Custom Shop – The popularity of the Custom Shop continues to grow, and lead times are now running 8-12 months and frequently longer. Which just proves that in this price range somebody always has the money. This year the Custom Shop adds a list of pre-configured guitars, and G&L hopes to build up a small stock of these models for buyers who want something nifty but don’t want to wait a year. Once we get the price list uploaded you’ll get a chance to peruse those. Prices are up, and the typical guitar is going to be in the $3500-$4000 range depending on options. Naturally, many buyers for the Custom Shop ask G&L to do something not on the price list, and that’s all subject to discussion with the factory. But our experience is that the farther you stray from the price book, the longer it takes.
The whole section on custom wound pickups is gone. My guess is that they still wind them in the Custom Shop (I’ve seen the equipment there in 2022) but they are standard G&L specification, and all the year-specific flavors have been eliminated.
Much to our delight the ASAT Jr. is one of the pre-configured models. We’ve always like this guitar and while we assume it has two P-90 pickups, the typically sparse G&L price list does not say much. The Rampage is back both as an option guitar and pre-configured, complete with Kahler tremolo. There is now an Espada HH, and the pre-configured model features the slick silver-to-gold flake fade seen around the time of 2022 NAMM. And all those RMC and M-series bass guitars can still be found in the custom shop. Other fun additions are that you can get a Tone Pros bridge on an ASAT or Doheny (we’ve been asking for the ASAT for a while), there are some new neck tint offerings, and Wenge is now available as a fretboard material.
Fullerton Deluxe and CLF – These are the guitars designed to keep the factory humming, and these “SKU” guitars with UPC codes are the meat-and-potatoes of Sweetwater and the other large internet retailers. Prices are up about 10% and while they continue to tweak the available colors, the typical offerings are intact. The big news is that the Rampage is back in single, HH, and Fishman Fluence formats. There is a new color called Purpleburst which we really like a lot, and as always G&L remains lefty-friendly with a good selection of models.
In the CLF world the Espada HH and HH Active also joins the price list. The Espada is a nice looking guitar and we imagine that G&L is wagering that people turned off by the look of the split pickups will be attracted to a more conventional HH format (and the HH is available in more finishes than the original model). Other than that, no big changes to lineup, although we really wish they would stop using that bar-type string tree, whether Leo thought it was a good idea or not. We’ve put more than our share of shims under the bar to get enough string pressure.
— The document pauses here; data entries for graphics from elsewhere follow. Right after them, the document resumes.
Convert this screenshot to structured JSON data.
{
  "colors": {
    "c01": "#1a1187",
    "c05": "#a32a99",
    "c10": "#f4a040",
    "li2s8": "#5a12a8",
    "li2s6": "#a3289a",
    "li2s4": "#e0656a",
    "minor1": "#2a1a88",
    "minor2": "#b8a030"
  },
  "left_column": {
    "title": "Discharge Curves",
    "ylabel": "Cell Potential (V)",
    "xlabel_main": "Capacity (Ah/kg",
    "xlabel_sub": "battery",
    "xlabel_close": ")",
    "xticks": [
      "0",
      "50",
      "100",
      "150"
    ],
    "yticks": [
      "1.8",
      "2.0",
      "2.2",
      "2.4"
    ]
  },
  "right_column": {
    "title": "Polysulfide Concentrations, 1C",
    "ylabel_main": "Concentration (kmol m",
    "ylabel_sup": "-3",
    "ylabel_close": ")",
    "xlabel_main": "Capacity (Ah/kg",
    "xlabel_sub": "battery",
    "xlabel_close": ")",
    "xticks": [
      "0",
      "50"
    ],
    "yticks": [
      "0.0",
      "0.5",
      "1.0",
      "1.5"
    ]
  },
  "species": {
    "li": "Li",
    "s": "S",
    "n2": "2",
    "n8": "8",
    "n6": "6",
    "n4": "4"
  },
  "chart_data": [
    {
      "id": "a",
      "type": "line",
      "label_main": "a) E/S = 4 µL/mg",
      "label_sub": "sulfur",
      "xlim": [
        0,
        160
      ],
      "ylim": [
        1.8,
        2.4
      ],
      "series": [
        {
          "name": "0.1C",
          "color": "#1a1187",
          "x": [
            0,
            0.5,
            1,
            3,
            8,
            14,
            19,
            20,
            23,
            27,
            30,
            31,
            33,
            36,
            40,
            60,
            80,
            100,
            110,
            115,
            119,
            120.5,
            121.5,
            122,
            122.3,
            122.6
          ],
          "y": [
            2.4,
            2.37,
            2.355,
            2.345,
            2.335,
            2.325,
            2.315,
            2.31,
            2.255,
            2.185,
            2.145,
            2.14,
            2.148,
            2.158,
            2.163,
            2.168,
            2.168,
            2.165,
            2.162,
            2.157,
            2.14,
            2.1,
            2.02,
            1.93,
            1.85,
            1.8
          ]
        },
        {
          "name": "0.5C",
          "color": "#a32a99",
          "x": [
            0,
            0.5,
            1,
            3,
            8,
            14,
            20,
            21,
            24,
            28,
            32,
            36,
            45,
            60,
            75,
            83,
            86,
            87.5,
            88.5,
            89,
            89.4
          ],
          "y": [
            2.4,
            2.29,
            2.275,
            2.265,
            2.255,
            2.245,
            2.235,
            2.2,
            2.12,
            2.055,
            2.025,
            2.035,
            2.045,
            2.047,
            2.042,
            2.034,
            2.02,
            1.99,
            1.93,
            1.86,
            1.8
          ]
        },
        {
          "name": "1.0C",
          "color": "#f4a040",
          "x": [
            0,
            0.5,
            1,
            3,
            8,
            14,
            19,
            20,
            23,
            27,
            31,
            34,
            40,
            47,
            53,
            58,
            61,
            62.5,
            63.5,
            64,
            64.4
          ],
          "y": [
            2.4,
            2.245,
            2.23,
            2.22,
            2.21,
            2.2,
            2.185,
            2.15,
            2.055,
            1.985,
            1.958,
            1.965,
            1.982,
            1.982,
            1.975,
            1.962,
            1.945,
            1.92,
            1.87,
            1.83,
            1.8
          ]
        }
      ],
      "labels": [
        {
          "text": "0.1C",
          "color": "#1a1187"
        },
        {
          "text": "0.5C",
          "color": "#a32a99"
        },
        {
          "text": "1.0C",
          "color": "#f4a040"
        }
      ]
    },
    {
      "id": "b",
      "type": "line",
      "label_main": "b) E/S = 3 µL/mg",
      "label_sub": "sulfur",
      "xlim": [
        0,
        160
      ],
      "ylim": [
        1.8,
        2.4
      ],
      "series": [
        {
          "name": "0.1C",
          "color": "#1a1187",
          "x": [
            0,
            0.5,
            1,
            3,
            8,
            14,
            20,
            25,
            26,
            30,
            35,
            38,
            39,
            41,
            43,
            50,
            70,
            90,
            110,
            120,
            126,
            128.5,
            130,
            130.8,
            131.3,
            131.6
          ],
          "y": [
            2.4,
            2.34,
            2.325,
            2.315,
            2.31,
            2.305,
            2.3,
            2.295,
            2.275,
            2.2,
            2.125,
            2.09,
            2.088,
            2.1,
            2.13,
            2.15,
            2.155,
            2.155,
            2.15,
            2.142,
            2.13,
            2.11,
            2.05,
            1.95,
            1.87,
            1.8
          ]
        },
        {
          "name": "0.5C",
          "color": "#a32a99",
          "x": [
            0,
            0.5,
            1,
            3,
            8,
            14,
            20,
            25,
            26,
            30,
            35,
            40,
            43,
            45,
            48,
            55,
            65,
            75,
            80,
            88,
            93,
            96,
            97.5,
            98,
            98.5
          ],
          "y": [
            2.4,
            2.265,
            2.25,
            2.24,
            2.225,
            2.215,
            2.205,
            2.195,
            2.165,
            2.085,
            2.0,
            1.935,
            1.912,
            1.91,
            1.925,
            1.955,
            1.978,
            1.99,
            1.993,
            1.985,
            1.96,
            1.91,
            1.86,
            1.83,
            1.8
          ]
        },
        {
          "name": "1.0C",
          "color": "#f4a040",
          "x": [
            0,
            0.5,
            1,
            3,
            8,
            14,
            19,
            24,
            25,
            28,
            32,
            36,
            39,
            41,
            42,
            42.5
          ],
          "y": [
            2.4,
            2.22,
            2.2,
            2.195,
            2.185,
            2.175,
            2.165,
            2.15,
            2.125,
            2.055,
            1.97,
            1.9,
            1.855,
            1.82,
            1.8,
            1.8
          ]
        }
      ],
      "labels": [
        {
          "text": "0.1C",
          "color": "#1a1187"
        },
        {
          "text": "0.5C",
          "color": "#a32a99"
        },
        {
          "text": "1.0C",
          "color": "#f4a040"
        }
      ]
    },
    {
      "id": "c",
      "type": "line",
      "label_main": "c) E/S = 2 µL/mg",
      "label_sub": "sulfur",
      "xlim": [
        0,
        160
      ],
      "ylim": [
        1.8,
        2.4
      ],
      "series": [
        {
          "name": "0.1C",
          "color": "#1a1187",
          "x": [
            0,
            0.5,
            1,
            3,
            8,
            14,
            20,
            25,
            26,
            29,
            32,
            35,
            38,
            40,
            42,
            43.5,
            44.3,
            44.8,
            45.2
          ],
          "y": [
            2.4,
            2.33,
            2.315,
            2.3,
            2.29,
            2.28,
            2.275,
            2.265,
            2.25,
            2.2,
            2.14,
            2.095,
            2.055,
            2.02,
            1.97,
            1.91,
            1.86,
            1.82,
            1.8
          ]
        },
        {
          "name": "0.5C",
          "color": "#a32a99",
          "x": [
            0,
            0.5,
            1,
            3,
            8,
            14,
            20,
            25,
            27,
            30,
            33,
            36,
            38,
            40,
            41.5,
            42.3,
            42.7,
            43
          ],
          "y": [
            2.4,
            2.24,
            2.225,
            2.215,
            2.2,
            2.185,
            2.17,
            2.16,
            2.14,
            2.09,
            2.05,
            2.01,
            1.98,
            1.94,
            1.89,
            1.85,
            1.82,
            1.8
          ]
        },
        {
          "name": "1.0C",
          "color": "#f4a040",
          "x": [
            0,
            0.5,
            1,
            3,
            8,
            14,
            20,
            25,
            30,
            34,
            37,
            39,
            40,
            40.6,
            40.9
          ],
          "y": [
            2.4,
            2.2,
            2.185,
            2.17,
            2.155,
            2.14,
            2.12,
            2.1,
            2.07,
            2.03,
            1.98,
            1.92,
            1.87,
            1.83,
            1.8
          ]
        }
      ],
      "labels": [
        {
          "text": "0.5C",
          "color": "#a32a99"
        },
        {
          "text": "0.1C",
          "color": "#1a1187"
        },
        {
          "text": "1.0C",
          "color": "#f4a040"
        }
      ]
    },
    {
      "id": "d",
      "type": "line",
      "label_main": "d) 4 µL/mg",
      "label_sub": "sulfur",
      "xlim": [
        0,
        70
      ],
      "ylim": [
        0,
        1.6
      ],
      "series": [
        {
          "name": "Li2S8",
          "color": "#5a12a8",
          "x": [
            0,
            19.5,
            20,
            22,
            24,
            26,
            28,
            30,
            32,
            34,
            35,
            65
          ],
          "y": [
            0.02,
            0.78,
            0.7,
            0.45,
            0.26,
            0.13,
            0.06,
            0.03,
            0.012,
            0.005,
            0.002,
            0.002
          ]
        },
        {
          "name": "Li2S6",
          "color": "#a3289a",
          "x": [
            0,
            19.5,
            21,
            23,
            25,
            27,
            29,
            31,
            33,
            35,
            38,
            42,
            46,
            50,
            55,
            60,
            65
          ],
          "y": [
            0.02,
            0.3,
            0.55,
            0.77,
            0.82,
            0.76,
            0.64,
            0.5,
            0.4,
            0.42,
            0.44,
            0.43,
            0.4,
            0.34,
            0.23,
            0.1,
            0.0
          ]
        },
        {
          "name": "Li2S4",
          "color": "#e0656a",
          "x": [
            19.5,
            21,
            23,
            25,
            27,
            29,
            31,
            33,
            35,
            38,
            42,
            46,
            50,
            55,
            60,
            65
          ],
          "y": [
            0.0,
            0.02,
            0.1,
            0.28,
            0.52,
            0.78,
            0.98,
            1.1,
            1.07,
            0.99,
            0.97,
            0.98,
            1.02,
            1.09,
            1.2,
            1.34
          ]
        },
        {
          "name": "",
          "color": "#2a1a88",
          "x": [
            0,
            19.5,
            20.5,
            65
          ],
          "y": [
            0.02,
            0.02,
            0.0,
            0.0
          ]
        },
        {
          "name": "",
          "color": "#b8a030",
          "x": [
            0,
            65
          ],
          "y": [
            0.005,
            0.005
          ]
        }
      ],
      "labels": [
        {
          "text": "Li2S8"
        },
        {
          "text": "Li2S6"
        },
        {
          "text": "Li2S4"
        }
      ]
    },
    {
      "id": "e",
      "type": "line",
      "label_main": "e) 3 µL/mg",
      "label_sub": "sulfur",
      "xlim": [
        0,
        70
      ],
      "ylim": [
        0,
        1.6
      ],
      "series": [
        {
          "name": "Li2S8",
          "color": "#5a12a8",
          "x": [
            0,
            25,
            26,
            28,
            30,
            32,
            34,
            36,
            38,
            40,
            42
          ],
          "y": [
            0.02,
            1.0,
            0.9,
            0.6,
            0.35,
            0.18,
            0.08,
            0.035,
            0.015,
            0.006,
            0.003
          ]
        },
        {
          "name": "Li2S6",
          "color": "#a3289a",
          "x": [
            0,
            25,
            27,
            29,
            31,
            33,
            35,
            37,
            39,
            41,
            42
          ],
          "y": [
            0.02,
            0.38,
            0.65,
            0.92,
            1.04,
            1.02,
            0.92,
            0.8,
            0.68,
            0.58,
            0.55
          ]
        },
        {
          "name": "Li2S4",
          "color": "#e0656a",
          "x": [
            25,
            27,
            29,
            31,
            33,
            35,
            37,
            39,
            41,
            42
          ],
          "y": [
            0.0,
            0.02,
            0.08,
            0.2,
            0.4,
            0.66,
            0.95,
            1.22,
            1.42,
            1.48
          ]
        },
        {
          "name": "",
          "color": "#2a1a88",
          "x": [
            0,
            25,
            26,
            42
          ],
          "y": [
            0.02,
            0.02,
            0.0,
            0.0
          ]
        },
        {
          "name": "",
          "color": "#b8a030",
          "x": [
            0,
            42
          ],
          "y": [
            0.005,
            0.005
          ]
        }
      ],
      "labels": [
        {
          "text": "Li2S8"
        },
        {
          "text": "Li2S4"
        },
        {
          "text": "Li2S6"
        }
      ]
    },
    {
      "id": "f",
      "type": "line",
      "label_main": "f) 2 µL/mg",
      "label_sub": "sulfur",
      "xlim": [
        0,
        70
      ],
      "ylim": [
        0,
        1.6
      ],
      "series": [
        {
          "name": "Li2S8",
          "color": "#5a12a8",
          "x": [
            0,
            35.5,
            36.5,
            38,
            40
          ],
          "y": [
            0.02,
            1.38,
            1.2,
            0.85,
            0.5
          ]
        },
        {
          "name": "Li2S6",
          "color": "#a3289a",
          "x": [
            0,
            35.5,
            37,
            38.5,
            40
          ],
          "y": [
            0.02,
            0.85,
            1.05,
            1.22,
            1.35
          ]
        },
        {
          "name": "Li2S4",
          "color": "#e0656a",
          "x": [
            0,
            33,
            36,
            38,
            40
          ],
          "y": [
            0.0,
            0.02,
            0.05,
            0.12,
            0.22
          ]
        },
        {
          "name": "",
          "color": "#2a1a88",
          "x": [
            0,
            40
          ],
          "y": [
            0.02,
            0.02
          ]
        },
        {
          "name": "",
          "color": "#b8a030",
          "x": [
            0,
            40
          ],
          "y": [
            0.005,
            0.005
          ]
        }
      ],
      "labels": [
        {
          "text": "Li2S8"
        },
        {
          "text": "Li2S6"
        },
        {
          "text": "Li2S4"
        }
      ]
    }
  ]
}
The Wrap – After two years of hot sales, price increases material shortages the guitar market is cooling off in a big way. Not because players are abandoning the guitar, but because with stimulus money many people have bought what the needed, wanted, or thought they wanted. And with travel/leisure wide open since mid-2021 consumers have more options on where to spend their money. This is true with just about every other musical product category. Now manufacturers are cutting models, trying to save cost, and simplifying their offerings. G&L is not immune to those pressures, but much of the line remains intact. And if you’ve shopped for an American Vintage II Fender — which has no options — the BTO’s are very close in price, and the Fullerton Deluxe very competitive. Our early experience with the Custom Shop was a bit rocky, but they’ve honed their processes over the past couple years and their recent work has been stellar. Nothing ever stays the same, but G&L has done better than most to stay true to their mission.